People still didn't look at him. He thought that that should have worked. It hardly ever failed. One black preacher had even run for president by trying to reduce the nuclear-technological age to seven-year-old rhymes.
The reverend didn't know why these whites weren't responding.
If he couldn't get them with preaching, he would try singing.
His rich voice boomed out over the throng, calling for sweet understanding, bemoaning suffering, calling for trust. He liked the way he could bring it all up from his toes. But they still didn't respond. And it was good singing, too.
The Reverend Walker began to clap. No Walker had ever lost a congregation, not in four generations of preachers, and he wasn't going to be the first. He stamped his feet. He yelled some more at their heads, and no one even noticed him.
Then the pretty little blond girl smiled at him and nodded him into a side room.

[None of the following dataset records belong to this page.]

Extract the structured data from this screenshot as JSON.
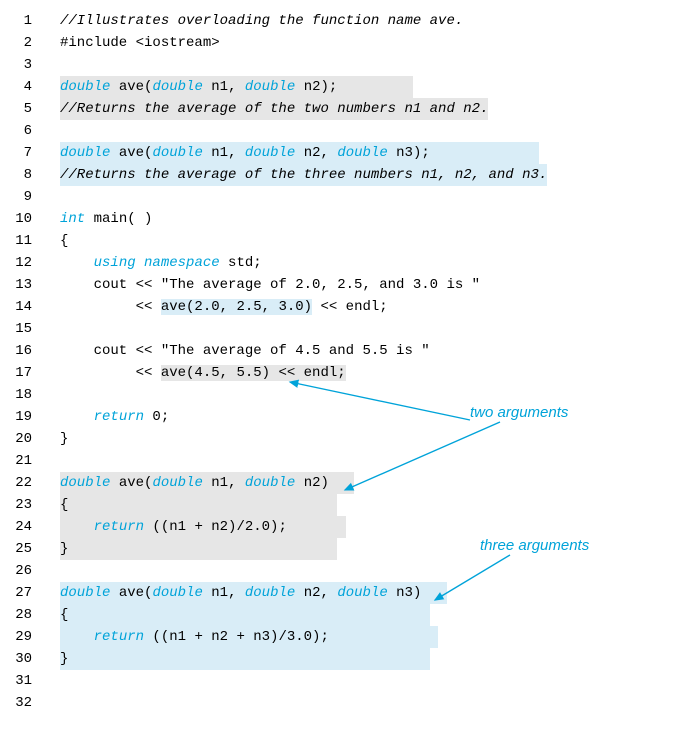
{
  "lines": {
    "l1": "//Illustrates overloading the function name ave.",
    "l2": "#include <iostream>",
    "l3": "",
    "l4_kw1": "double",
    "l4_t1": " ave(",
    "l4_kw2": "double",
    "l4_t2": " n1, ",
    "l4_kw3": "double",
    "l4_t3": " n2);",
    "l5": "//Returns the average of the two numbers n1 and n2.",
    "l6": "",
    "l7_kw1": "double",
    "l7_t1": " ave(",
    "l7_kw2": "double",
    "l7_t2": " n1, ",
    "l7_kw3": "double",
    "l7_t3": " n2, ",
    "l7_kw4": "double",
    "l7_t4": " n3);",
    "l8": "//Returns the average of the three numbers n1, n2, and n3.",
    "l9": "",
    "l10_kw1": "int",
    "l10_t1": " main( )",
    "l11": "{",
    "l12_pad": "    ",
    "l12_kw1": "using",
    "l12_sp": " ",
    "l12_kw2": "namespace",
    "l12_t1": " std;",
    "l13": "    cout << \"The average of 2.0, 2.5, and 3.0 is \"",
    "l14_t1": "         << ",
    "l14_hl": "ave(2.0, 2.5, 3.0)",
    "l14_t2": " << endl;",
    "l15": "",
    "l16": "    cout << \"The average of 4.5 and 5.5 is \"",
    "l17_t1": "         << ",
    "l17_hl": "ave(4.5, 5.5) << endl;",
    "l18": "",
    "l19_pad": "    ",
    "l19_kw1": "return",
    "l19_t1": " 0;",
    "l20": "}",
    "l21": "",
    "l22_kw1": "double",
    "l22_t1": " ave(",
    "l22_kw2": "double",
    "l22_t2": " n1, ",
    "l22_kw3": "double",
    "l22_t3": " n2)",
    "l23": "{",
    "l24_pad": "    ",
    "l24_kw1": "return",
    "l24_t1": " ((n1 + n2)/2.0);",
    "l25": "}",
    "l26": "",
    "l27_kw1": "double",
    "l27_t1": " ave(",
    "l27_kw2": "double",
    "l27_t2": " n1, ",
    "l27_kw3": "double",
    "l27_t3": " n2, ",
    "l27_kw4": "double",
    "l27_t4": " n3)",
    "l28": "{",
    "l29_pad": "    ",
    "l29_kw1": "return",
    "l29_t1": " ((n1 + n2 + n3)/3.0);",
    "l30": "}",
    "l31": "",
    "l32": ""
  },
  "linenos": {
    "n1": "1",
    "n2": "2",
    "n3": "3",
    "n4": "4",
    "n5": "5",
    "n6": "6",
    "n7": "7",
    "n8": "8",
    "n9": "9",
    "n10": "10",
    "n11": "11",
    "n12": "12",
    "n13": "13",
    "n14": "14",
    "n15": "15",
    "n16": "16",
    "n17": "17",
    "n18": "18",
    "n19": "19",
    "n20": "20",
    "n21": "21",
    "n22": "22",
    "n23": "23",
    "n24": "24",
    "n25": "25",
    "n26": "26",
    "n27": "27",
    "n28": "28",
    "n29": "29",
    "n30": "30",
    "n31": "31",
    "n32": "32"
  },
  "annotations": {
    "two_args": "two arguments",
    "three_args": "three arguments"
  }
}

The Reverend Tee Vee Walker did not miss that smile. So there were other ways to bring a congregation into line. He knew them all. He winked back and followed the girl into the room.
"Hi," she said.
"Hello there," said the Reverend.
"Can I just get this around your neck?" came a voice from behind him.
So these whites did groups. "Any neck you want," he said with a broad smile.
And there was number 108.
Ban Sar Din was waiting in his private devotion office when he heard a knock on the door. They were calling him to appear before Her.
Good, he thought. The reverend has finally gotten them into line.
But there was no Reverend Walker. Just a small group holding one of those silly yellow handkerchiefs. He didn't remember any groups going out now, but then again, they weren't telling him everything anymore either. He wondered what they had in the rumal this time. Loose change? He looked around the ashram, but saw no sign of the minister. Maybe he had done his job and left.
"She loved it," said one of the followers.
Ban Sar Din reached into his pocket. No cloth. He looked at the upturned faces of his followers. The crazies were going to kill him if he didn't have a fresh rumal. Maybe strangle him with their bare hands.